Disease burden due to measles virus

An overall average of 1217 cases of acute measles infections per year was reported between 2005 and 2007, of which 51·4% were males [22]. Corrected for underestimation an average of 2840 cases/year (95% UI 2738–2925) were estimated. Modelling the long-term sequelae on average would result in one case of encephalitis (long term), one of post-infectious encephalomyelitis (long term) and less than one case of deafness and subacute sclerosing panencephalitis.

The estimated cases resulted in an average loss of 740 DALYs/year (95% UI 413–1066) representing 0·9 DALY/100 000 population (95% UI 0·5–1·3) and 0·3 DALY/symptomatic case (95% UI 0·1–0·4) (Table S11).

The highest DALYs for measles can be found for both sexes in the 5–9 years age group with 93·2 DALYs/year (95% UI 43–148) for men and 86 DALYs/year (95% UI 39–136) for women. The disease burden due to measles is highly concentrated in the younger age groups between 0 and 19 years with 85·7% of the disease burden located in this age range. The overall disease burden is dominated by effects of premature mortality with 90·8% of DALYs being due to YLL (Fig. 3).
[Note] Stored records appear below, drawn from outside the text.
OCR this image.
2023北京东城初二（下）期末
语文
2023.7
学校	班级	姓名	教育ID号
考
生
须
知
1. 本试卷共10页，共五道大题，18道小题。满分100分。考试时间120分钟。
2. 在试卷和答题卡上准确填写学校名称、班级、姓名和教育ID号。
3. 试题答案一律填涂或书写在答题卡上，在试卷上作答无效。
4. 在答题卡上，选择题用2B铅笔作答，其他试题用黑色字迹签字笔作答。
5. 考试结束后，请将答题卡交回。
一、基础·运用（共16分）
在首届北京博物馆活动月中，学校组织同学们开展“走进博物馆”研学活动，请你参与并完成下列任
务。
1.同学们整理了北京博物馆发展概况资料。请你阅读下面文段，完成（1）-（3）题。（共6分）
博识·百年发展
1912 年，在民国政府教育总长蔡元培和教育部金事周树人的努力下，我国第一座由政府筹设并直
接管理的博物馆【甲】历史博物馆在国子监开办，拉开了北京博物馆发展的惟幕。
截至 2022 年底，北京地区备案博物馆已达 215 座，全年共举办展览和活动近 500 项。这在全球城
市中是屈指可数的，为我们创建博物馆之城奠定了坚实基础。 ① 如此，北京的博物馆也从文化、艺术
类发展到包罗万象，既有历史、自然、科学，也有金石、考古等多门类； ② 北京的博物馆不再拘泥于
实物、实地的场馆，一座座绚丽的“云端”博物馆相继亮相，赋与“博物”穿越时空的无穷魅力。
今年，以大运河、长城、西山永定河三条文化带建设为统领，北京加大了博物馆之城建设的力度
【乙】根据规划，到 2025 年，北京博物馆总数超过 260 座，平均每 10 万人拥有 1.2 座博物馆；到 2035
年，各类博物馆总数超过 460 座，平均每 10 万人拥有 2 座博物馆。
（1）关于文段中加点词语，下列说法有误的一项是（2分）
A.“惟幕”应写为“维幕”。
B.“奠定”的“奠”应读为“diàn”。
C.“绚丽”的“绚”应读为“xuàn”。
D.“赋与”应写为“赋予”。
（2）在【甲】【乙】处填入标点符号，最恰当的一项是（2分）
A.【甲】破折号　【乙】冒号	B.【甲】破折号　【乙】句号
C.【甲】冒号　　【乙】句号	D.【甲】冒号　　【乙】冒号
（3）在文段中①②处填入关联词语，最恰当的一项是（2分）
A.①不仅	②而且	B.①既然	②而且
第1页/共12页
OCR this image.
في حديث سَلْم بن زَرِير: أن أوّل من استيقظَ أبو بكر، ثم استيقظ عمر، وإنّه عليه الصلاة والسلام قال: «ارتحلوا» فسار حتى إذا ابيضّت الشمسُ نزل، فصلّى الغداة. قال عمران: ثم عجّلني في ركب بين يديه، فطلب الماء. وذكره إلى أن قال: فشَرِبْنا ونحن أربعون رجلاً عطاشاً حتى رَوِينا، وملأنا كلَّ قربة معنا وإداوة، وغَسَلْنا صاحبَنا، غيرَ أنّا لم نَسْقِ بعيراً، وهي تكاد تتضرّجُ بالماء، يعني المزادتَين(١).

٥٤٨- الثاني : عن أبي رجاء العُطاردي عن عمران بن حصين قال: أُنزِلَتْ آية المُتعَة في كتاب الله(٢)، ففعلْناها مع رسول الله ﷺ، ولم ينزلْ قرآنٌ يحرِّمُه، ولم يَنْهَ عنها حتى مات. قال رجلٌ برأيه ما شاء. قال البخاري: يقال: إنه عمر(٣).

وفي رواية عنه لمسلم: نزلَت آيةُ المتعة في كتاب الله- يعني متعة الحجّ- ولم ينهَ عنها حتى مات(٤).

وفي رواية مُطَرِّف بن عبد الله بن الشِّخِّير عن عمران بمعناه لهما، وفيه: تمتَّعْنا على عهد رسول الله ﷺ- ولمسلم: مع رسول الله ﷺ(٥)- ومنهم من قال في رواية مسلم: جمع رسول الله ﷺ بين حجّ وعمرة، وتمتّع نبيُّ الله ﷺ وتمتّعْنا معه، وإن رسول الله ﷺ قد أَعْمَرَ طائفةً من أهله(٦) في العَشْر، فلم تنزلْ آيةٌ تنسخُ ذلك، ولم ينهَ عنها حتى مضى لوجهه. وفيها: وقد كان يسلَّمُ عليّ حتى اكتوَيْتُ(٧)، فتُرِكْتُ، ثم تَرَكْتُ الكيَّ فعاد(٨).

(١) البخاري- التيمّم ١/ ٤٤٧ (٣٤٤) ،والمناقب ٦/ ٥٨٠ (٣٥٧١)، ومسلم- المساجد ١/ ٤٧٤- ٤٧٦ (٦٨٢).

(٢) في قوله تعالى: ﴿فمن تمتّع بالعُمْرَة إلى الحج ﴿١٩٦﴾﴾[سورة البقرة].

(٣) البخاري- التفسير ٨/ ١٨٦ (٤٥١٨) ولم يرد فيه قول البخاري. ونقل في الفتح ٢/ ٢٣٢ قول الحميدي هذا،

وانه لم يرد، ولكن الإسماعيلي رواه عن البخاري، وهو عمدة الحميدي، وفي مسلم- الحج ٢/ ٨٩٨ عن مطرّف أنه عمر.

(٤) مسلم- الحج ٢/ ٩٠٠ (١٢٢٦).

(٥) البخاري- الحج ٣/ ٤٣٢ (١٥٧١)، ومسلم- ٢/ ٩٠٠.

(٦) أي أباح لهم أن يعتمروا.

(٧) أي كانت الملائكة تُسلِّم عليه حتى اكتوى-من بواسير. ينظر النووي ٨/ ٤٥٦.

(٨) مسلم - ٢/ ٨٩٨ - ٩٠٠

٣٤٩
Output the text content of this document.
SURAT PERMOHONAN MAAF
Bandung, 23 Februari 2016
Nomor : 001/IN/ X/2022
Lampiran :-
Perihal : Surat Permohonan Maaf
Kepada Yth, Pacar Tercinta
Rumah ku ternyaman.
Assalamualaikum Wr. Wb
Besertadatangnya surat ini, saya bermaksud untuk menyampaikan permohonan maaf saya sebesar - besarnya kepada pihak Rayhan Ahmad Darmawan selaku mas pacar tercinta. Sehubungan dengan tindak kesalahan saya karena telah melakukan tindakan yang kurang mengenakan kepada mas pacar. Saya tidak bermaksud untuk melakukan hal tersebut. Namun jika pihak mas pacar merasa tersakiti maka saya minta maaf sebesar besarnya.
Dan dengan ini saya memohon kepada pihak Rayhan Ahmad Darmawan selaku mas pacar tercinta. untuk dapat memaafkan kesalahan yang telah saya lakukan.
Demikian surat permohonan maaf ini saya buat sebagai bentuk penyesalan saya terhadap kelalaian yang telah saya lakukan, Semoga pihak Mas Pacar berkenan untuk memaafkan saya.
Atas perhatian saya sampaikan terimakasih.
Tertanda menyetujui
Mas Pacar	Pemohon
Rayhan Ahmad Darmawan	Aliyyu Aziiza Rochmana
The DALY rates/100 000 population, were slightly higher for men with 0·9 DALY/100 000 (95% UI 0·4–1·5) than for women with 0·8 DALY/100 000 (95% UI 0·4–1·3). The highest rates for both sexes were identified in the youngest age group between 0 and 1 year with 8 DALYs/100 000 (95% UI 3·8–12·6) and 7·3 DALYs/100 000 (95% UI 3·4–11·5) for men and women, respectively (Table S11).

Following the natural history of measles infection (Fig. S3), 688 DALYs/year (95% UI 363–1013) were lost due to the acute symptomatic infections accounting for 93% of the overall burden. Future sequelae contributed 52 DALYs/year (95% UI 39–65) to the overall burden (Fig. 1). The long-term consequences encephalitis and post-infectious encephalomyelitis resulted in 16 DALYs/year (95% UI 16–17) and 33 DALYs/year (95% UI 20–45), respectively (Fig. 2).

Disease burden due to Salmonella spp. (excluding S. Typhi and S. Paratyphi)

An average of 52 322 acute salmonellosis cases per year was reported between 2005 and 2007, of which 51·2% were females. After correction for underestimation we estimated an average 565 981 symptomatic salmonellosis cases [i.e. acute gastroenteritis (GE)] per year (95% UI 477435–657 638), 49 804 irritable bowel syndrome (IBS) cases per year (95% UI 40917–59657), and 2939 reactive arthritis (ReA) cases per year (95% UI 1731–4352).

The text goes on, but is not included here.